The comic even supplied a joke, albeit one which was fairly old even in 1978: “Next to me in a bus queue in Swindon was a man and an Alsatian.

“I said: ‘Does your dog bite?’ ‘No,’ he said. So I went to pat the Alsatian on the head and it leapt up and sank its teeth into my shoulder. ‘I thought you said your dog didn’t bite.’ ‘It isn’t my dog,’ he said…”

Also getting into the spirit of the week was the reigning Miss Thamesdown, Cheryl Hughes, who was photographed cuddling the golden lion statue in the town centre.

We said: “On Sunday she’ll be surrounded by them when she starts a sponsored walk organised by Highworth and District Lions Club.

“Cheryl, 17, of Eldene, will lead walkers on a 12-mile hike starting from Highworth at 10am.”

A rash of counterfeit pound notes appeared in Swindon, but the people passing them seemed to rely on shopkeepers not examining the cash closely if at all.

Had they done so, they might have noticed the lack of a watermark or embedded metallic thread.
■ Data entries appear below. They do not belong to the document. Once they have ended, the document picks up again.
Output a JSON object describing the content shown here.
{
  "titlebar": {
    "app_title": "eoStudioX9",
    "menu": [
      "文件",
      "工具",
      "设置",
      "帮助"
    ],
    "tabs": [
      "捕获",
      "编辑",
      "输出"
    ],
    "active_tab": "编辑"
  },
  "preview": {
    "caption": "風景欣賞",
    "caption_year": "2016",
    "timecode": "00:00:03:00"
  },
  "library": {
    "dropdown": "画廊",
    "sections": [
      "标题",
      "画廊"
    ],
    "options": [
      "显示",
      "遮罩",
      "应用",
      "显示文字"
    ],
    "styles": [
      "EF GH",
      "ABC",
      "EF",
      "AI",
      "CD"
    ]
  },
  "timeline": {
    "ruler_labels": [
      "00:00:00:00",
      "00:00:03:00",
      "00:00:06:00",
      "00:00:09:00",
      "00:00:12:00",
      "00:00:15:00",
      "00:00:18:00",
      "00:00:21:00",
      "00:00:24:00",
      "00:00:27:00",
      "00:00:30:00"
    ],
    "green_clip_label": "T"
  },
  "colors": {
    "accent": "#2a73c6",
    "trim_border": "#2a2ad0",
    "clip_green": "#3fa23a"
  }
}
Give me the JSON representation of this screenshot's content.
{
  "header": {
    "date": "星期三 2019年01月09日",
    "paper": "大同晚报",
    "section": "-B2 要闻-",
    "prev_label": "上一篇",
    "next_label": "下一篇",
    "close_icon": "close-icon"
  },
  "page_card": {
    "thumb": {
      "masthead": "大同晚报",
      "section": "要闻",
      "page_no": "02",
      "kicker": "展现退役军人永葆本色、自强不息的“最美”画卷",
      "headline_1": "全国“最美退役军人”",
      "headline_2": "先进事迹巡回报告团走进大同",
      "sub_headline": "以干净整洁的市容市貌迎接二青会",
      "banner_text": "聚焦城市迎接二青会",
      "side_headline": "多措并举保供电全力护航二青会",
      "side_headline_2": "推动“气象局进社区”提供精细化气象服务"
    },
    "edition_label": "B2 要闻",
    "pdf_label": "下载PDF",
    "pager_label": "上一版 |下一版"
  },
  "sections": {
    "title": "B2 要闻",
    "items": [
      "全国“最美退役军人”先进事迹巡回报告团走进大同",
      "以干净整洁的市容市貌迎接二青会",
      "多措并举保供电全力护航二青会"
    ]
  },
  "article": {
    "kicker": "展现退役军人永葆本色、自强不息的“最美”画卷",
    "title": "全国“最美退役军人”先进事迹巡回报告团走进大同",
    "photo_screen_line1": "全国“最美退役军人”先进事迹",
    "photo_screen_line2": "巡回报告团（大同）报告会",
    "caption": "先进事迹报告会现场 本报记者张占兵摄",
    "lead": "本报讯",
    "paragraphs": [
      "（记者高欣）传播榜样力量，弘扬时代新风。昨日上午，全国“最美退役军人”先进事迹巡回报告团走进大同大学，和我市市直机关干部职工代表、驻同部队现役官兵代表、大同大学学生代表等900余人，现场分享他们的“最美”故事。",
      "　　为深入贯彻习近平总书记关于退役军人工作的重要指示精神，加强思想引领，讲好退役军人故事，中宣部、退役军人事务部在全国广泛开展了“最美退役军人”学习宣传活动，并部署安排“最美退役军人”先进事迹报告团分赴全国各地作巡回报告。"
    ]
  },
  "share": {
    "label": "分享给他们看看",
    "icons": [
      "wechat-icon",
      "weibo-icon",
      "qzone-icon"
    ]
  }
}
Failing that, there was a less subtle clue in the form of a pornographic photograph of a naked woman where the Queen’s head should have been.

A Treasury spokesman said: “We believe these pornographic notes are coming from Holland.

“There is nothing we can do to stop them coming into the country.”

We added, perhaps mischievously: “Swindon police - who had no knowledge of the forgeries – picked up a porno pound from the Evening Advertiser offices late yesterday.

“Det Sgt Tom Fraser said the porno pound might well end up with the Vice Squad of the Metropolitan Police. But it would be thoroughly investigated by the Wiltshire police – perhaps even the Bristol force – before it was sent on.”

In more wholesome news, a select team at Swindon’s best-known workplace had been tackling a special project.

We said: “Full steam ahead…Swindon Works of British Rail Engineering Ltd have just completed the general repairs of a Fairyland steam locomotive built in Swindon 55 years ago.

“No 8 Llwelyn, together with her sister engines No 7 and No 9, work the beautiful Vale of Rheidol 1 foot 11 ½ in narrow gauge railway in central Wales – the only steam line on British Rail – from Aberystwyth to Devil’s Bridge.

“The lads pictured aboard this delightful little engine are the team who repaired her to the standards that made Swindon famous during the great steam era.”

In 1989 the railway became the first part of the British Rail system to be privatised, although it was sold to railway enthusiasts rather than a large company.

No 8 Llwelyn hauls happy trippers along its beautiful route to this day.

A paragraph at the bottom of our 1978 story announced that Evening Star, the last steam locomotive to be built for British Rail – it left the Works in 1960 – was to come out of retirement.

The loco, then an exhibit at the National Rail Museum in York, was to be used on a summer pleasure trip route taking in Harrogate and Leeds.

Evening Star returned to Swindon for two years from 2008, ahead of its golden anniversary, and was a popular attraction at Steam.

A piece of flesh-and-blood history was also celebrated that week 40 years ago.

We said: “Edward Beard is 100 today – so he took a day off work and enjoyed a cup of tea in bed.

“It made quite a change for Swindon’s oldest builder. Usually he’s up at the crack of dawn to bring his daughter and son-in-law their morning tea.

“The firm he founded 81 years ago, EW Beard Ltd, is going great guns – and Mr Beard still goes to the office every day.

“A sackful of congratulatory telegrams – including one from the Queen – arrived at his home in Belmont Crescent, Swindon.”

Edward Beard died in 1982, having reached the age of 104.